Pillot was more of an activist than a theorist, however. In 1840 he was instrumental in organising the first explicitly communist reform banquet in Belleville. The banquet campaign was a common opposition tactic in France in the 1840s. Since expressly political meetings were illegal, meetings took the form of banquets, and political speeches were disguised as lengthy toasts. In 1841 he was sentenced to six months in prison for belonging to a communist secret society. After his release he resumed his conspiratorial activities and published a few pamphlets, including Histoire des Égaux ou Moyens d'établir l'Égalité absolue parmi les Hommes (1840),
a popular history of Babeuf's 'Society of the Equals' with lessons for the present; Ni Châteaux, ni Chaumières, ou État de la Question sociale en 1840 (Neither Castles nor Cabins, 1840); and an account of his defence at his trial, La Communauté n'est plus une Utopie! Conséquence du Procès des Communistes (1841).

Pillot supported the February Revolution of 1848. He was unsuccessful in his efforts to get himself elected to the National Assembly, but sympathised with the collectivist theories of Constantin Pecqueur at the Luxembourg Commission of Labour. However, Pillot, who was associated with the extreme left wing of the Jacobin movement, soon grew disenchanted with the Second Republic.
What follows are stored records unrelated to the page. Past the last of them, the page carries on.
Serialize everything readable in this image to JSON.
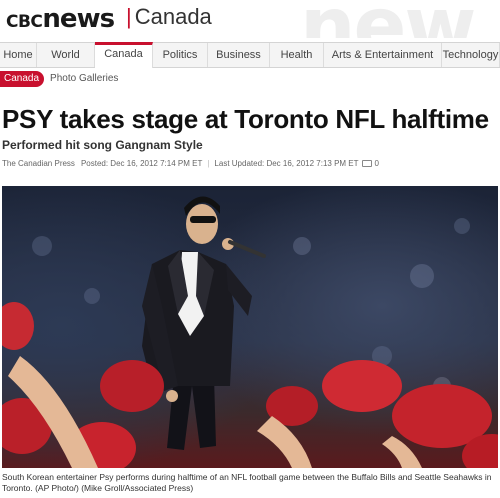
{
  "header": {
    "logo_cbc": "CBC",
    "logo_news": "news",
    "section": "Canada",
    "background_word": "new"
  },
  "nav": {
    "tabs": [
      {
        "label": "Home",
        "width": 37
      },
      {
        "label": "World",
        "width": 58
      },
      {
        "label": "Canada",
        "width": 58,
        "active": true
      },
      {
        "label": "Politics",
        "width": 55
      },
      {
        "label": "Business",
        "width": 62
      },
      {
        "label": "Health",
        "width": 54
      },
      {
        "label": "Arts & Entertainment",
        "width": 118
      },
      {
        "label": "Technology",
        "width": 58
      }
    ]
  },
  "subnav": {
    "section_pill": "Canada",
    "link": "Photo Galleries"
  },
  "article": {
    "headline": "PSY takes stage at Toronto NFL halftime",
    "subhead": "Performed hit song Gangnam Style",
    "source": "The Canadian Press",
    "posted": "Posted: Dec 16, 2012 7:14 PM ET",
    "updated": "Last Updated: Dec 16, 2012 7:13 PM ET",
    "comment_count": "0",
    "caption": "South Korean entertainer Psy performs during halftime of an NFL football game between the Buffalo Bills and Seattle Seahawks in Toronto. (AP Photo/) (Mike Groll/Associated Press)"
  },
  "colors": {
    "accent": "#c8102e"
  }
}
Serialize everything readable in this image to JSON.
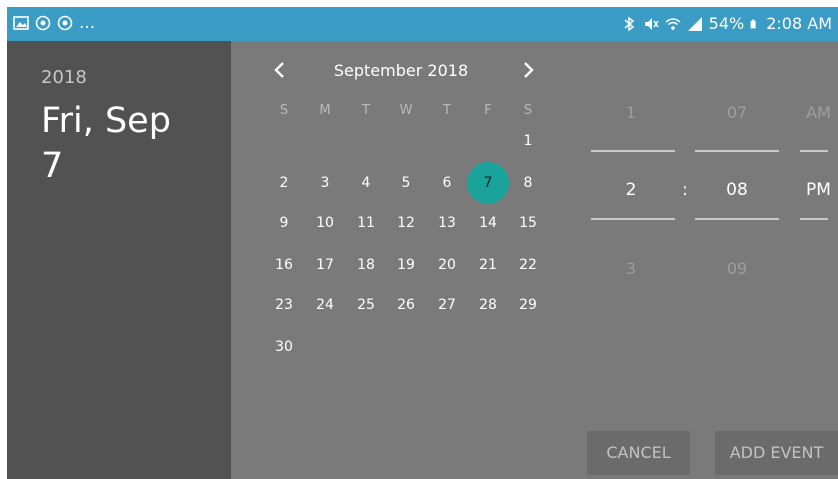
{
  "status_bar": {
    "left_icons": [
      "image-icon",
      "target-icon",
      "target-icon"
    ],
    "left_more": "...",
    "battery_percent": "54%",
    "time": "2:08 AM"
  },
  "date_panel": {
    "year": "2018",
    "date_line1": "Fri, Sep",
    "date_line2": "7"
  },
  "calendar": {
    "month_title": "September 2018",
    "weekdays": [
      "S",
      "M",
      "T",
      "W",
      "T",
      "F",
      "S"
    ],
    "days": [
      "1",
      "2",
      "3",
      "4",
      "5",
      "6",
      "7",
      "8",
      "9",
      "10",
      "11",
      "12",
      "13",
      "14",
      "15",
      "16",
      "17",
      "18",
      "19",
      "20",
      "21",
      "22",
      "23",
      "24",
      "25",
      "26",
      "27",
      "28",
      "29",
      "30"
    ]
  },
  "time_picker": {
    "hour_prev": "1",
    "hour_selected": "2",
    "hour_next": "3",
    "minute_prev": "07",
    "minute_selected": "08",
    "minute_next": "09",
    "separator": ":",
    "ampm_prev": "AM",
    "ampm_selected": "PM"
  },
  "buttons": {
    "cancel": "CANCEL",
    "add_event": "ADD EVENT"
  },
  "colors": {
    "status_bar": "#3a9bc5",
    "selected_day": "#19a39a"
  }
}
He was implicated in the workers' uprising of June, 1848, which was brutally put down. When Louis Bonaparte became President, Pillot fiercely opposed him, and after the Bonapartist coup d'état, Pillot was condemned to deportation to a penal colony and hard labour for life. He managed to escape to Brazil and eventually returned to France, where he worked as a producer of dentures, apparently unmolested.

==Syndicalism and the Paris Commune==

In the 1860s Pillot supported the early French trade union movement and is therefore sometimes credited with being a pioneer of French syndicalism, although his role seems to have been minor. He joined the First International, whose French section was then dominated by followers of Proudhon. In 1870, with the siege of Paris during the Franco-Prussian War, Pillot resumed his revolutionary activities. He was a noted orator at the Club of the School of Medicine and was elected to the Council of the Commune as delegate from the first arrondissement. In the Paris Commune, Pillot allied himself with the Blanquist and Jacobin factions and voted for the creation of a Committee of Public Safety. He was later accused of being involved in burning the Tuileries palace. On 31 October 1870, he participated in an armed uprising against the Versailles government. He was captured and imprisoned after the uprising. In May 1872 he was finally tried and sentenced to hard labour for life, but the sentence was commuted to life in prison. Pillot died in the central prison at Melun on 13 June 1877.

==Significance==

Jean-Jacques Pillot is often grouped with Théodore Dézamy (1805–1850), Richard Lahautière (1813–1882), Albert Laponneraye (1808–1849) and Jules Gay (1807–1887) as a representative of materialist communism in France and was cited as a forerunner by Karl Marx. Pillot was not only a metaphysical materialist but is also credited with a rudimentary class analysis of political conflict. Pillot thus represents one of the links from Babouvism and utopian Jacobin communism to Marxism.

==Sources==
- The Great Soviet Encyclopedia. Moscow, 1979.
- Billington, J., Fire in the Minds of Men: The Origins of the Revolutionary Faith. New Jersey, 2009 [1980].
- Lowell, D.F., 'The French Revolution and the Origins of Socialism: The Case of Early French Socialism.' French History (1992) 6 (2), pp. 185–205.
- Garaudy, R., Les Dources françaises du Socialisme scientifique. Paris, 1948.